Now, as a result of a pioneering project at a primary school in Plymouth, future generations of parents may be spared the same agonising decision as the Communities Secretary and former education secretary.
Widewell School is poised to become the first primary in the country to take advantage of the Government's new trust school legislation to go into partnership with a dyslexia charity and revolutionise the help available for dyslexic children in state schools.
Ten per cent of children suffer from some form of dyslexia, according to estimates. That is 700,000 children throughout the state education system.
The 200-pupil primary school already has a growing reputation for the help it offers dyslexic pupils. It introduced a pilot project four years ago, which has had considerable success in improving reading standards.
It was first introduced for children who joined the reception class in the January term. By the end of the summer term, these children's reading had advanced beyond the level of those who had started the previous September, but not been part of the project.
Under the scheme, children are given whiteboards to write down words spoken out phonetically by their teacher and shown to them on coloured cards.
The cards and the black-on-white representation of the word on the whiteboard are said to aid the memory. It all became crystal clear to one five-year-old when she was asked to spell "milk". She pronounced each letter separately and then said gleefully "milk".
"That's right," said her teacher Jackie Martin, who has done a course in phonographics at Oxford. "If you're not sure, sound it out."
Amanda Holder, a mother with two children at the school - Lucy, 10, and Daniel, eight - is full of praise for the school.
"We've been at Widewell only a year," she said. "I have dyslexia in my family.
"At Daniel's previous school, they just didn't want to recognise it - yet he is quite severely dyslexic. He just sort of plodded along and then became a naughty child at the back of the classroom.
"When we came here, I spoke to Barbara Young [the headteacher] about the concerns I'd had with Daniel and he settled in really, really well. Within a couple of weeks, they'd assessed him and said, 'Yes, there is something going on here'."
Jacqueline Hick, whose son A.J, 11, is also dyslexic, added: "The thing is there's always someone to approach here.

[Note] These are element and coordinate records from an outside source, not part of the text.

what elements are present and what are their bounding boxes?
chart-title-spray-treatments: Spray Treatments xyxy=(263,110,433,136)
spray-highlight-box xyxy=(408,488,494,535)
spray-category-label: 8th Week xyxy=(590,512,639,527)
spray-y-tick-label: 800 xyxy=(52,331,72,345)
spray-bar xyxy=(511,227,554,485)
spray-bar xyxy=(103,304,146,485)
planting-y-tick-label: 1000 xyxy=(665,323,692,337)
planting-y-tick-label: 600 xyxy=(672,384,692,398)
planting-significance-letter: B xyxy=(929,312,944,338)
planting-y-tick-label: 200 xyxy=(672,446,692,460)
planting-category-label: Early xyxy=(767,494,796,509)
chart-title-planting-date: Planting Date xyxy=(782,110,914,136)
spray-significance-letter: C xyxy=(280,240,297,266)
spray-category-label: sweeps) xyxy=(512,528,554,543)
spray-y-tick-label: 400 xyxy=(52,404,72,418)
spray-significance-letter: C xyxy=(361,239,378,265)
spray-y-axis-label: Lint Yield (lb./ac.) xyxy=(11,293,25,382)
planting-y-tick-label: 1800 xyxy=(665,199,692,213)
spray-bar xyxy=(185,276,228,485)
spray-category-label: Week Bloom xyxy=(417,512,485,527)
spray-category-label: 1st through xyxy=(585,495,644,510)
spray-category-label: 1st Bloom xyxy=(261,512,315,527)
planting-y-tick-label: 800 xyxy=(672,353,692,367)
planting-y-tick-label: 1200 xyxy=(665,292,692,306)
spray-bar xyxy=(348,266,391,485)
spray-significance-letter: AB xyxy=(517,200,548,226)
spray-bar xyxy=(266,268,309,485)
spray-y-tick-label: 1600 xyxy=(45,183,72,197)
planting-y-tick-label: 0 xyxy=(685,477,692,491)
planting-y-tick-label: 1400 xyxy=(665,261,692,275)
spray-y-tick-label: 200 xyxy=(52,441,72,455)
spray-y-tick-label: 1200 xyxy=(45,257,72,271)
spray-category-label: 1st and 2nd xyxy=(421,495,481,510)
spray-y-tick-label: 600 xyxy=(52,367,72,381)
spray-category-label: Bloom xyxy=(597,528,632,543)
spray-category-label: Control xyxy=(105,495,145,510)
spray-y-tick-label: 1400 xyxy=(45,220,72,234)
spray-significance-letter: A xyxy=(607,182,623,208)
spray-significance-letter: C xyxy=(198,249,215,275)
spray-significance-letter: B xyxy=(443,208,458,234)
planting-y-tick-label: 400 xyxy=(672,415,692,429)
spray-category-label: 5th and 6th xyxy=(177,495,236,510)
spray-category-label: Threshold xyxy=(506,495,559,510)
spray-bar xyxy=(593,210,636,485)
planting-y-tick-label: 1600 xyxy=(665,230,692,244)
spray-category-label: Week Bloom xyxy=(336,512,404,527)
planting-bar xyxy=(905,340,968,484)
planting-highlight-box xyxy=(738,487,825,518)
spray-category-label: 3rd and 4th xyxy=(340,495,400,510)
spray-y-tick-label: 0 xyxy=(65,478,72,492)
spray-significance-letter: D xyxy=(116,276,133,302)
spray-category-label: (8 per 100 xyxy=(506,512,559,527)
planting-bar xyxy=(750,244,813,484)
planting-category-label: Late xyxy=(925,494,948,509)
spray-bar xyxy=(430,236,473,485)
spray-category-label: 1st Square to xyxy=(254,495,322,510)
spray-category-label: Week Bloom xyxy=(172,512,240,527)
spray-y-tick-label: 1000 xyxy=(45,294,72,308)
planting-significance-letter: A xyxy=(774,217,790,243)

"They don't just say, 'Oh, don't worry he's fine'. They say, 'You tell me what's wrong and we can discuss the problem'." A.J is now full of enthusiasm for reading and even says his favourite subject is literacy.
If the trust proposal goes ahead - and governors will take a final vote on it before the summer - it will join forces with Dyslexia Action to become the South-west's centre for training teachers in techniques to combat dyslexia.
Mel Saunders, Dyslexia Action's head of Southern region, added: "The key is to provide a programme that is sustainable and one that the school, and the wider community, can continue to use once our work comes to an end - providing a more inclusive education for the generations of children to come and breaking the cycle of failure."
Mrs Young, the headteacher, said: "I was very concerned about children's reading development. If you can't read, you cannot access the rest of the curriculum."
Ministers are optimistic that the project could be adopted nationwide. "This is just the kind of innovative project that is possible thanks to the flexibility of trust schools," said the Schools minister Andrew Adonis.
If the partnership gets the green light, Widewell will become one of the country's first trust schools from September.